O horror é inerente às ditaduras, de qualquer coloração política, e elas se instalam ou se mantêm ante a indiferença e/ou impotência do mundo civilizado. No caso da Síria, a ditadura do clã Assad já dura 46 anos, primeiro com o pai, Hafez, e a partir de 2000 com o filho Bashar. Que esse horror suba alguns pontos na escala, com ataques com armas químicas, é tudo menos surpreendente.
Até porque já ocorreu antes: o BuzzFeed relata que, em outubro passado, uma investigação conjunta das Nações Unidas e da Organização para a Proibição de Armas Químicas denunciou que forças aliadas ao governo sírio haviam usado armas químicas pelo menos três vezes entre 2014 e 2015.
O caso mais notório ocorreu em 2013, com o uso de gás sarin em Ghouta, nas imediações de Damasco, o que causou a morte de cerca de 500 pessoas.
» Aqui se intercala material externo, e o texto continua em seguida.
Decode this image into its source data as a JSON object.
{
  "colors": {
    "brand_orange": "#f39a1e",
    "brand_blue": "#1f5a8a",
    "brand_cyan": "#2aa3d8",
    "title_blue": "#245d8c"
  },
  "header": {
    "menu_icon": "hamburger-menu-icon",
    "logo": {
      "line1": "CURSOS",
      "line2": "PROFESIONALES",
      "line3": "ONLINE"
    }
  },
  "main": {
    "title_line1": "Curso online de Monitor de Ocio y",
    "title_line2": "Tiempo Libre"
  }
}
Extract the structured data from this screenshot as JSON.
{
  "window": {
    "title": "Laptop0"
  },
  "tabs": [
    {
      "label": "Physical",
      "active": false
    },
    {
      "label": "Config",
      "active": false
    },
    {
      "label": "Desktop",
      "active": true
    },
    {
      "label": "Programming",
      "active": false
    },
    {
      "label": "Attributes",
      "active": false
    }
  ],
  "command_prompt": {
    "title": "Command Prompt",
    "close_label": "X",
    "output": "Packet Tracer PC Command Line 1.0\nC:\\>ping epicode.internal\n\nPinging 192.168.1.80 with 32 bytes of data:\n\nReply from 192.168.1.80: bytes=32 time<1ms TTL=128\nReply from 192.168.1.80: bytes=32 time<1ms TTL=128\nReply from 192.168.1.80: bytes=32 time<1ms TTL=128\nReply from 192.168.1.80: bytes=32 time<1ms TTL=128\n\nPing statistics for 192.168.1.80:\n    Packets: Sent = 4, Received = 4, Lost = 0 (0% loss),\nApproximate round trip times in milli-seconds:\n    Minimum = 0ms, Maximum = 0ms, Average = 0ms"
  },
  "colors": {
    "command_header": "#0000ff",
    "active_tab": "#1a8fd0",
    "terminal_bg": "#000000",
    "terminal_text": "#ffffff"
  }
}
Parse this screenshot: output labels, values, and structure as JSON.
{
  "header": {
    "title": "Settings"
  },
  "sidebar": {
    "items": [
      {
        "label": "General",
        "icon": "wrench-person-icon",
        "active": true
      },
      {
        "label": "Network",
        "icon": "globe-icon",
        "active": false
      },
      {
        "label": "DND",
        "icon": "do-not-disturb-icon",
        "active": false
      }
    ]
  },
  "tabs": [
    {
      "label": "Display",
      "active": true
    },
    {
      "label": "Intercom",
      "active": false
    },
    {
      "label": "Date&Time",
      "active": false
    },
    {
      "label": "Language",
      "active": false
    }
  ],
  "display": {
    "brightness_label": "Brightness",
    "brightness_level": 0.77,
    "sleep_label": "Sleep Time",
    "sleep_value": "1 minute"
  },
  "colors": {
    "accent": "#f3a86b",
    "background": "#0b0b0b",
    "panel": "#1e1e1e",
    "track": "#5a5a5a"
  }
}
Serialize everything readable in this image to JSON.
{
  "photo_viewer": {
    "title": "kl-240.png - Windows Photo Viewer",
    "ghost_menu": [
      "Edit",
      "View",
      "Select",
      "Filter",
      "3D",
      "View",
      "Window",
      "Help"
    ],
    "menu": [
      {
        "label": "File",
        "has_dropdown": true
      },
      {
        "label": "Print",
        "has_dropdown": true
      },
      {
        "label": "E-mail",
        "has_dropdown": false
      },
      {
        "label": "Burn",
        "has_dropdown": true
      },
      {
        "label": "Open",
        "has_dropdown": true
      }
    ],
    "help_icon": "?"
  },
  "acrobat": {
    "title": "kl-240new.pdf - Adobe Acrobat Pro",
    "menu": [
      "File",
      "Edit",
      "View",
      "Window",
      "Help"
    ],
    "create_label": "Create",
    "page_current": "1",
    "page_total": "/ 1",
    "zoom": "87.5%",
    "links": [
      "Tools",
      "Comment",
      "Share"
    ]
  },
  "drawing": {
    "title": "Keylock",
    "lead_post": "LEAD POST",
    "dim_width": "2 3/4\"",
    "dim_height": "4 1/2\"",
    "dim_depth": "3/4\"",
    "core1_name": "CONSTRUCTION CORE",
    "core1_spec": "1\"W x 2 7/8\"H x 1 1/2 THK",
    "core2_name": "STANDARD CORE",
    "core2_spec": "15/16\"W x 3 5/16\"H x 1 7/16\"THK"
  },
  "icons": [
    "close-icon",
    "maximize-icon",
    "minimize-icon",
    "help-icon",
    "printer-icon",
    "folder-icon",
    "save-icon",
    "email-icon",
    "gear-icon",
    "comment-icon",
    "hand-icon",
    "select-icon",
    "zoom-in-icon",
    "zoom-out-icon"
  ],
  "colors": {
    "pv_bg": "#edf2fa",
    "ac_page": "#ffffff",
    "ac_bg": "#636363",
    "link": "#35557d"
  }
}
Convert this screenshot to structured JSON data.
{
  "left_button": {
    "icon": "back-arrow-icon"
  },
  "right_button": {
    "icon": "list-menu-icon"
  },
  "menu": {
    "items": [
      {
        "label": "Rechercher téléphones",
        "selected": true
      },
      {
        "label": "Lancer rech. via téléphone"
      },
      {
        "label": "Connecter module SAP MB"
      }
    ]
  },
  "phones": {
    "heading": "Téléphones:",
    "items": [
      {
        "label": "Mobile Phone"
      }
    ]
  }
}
O episódio levou a um acordo, organizado por EUA e Rússia, pelo qual o governo sírio entregou, em tese, todo o seu arsenal de armas químicas para destruição.
Se, como tudo parece indicar, o ataque desta semana é de responsabilidade do governo ou de aliados, fica claro que nem todo o arsenal foi destruído. Escrevo antes de saber o resultado da sessão de emergência das Nações Unidas (*), até porque é desnecessário esperar: se tivesse que agir, a comunidade internacional deveria tê-lo feito no início da crise síria, em março de 2011.
Tratava-se, então, da revolta de parcela importante da sociedade civil contra a ditadura. Revolta pacífica, reprimida, porém, com a violência característica de toda ditadura.
Deu no que deu: os rebeldes pegaram em armas, o regime endureceu ainda mais, outros países se envolveram – e, seis anos depois, "era uma vez um país, a Síria", como escreve o radialista Fouad Roueiha no capítulo sírio do livro Rivoluzioni Violate, editado na Itália a propósito da fracassada Primavera Árabe.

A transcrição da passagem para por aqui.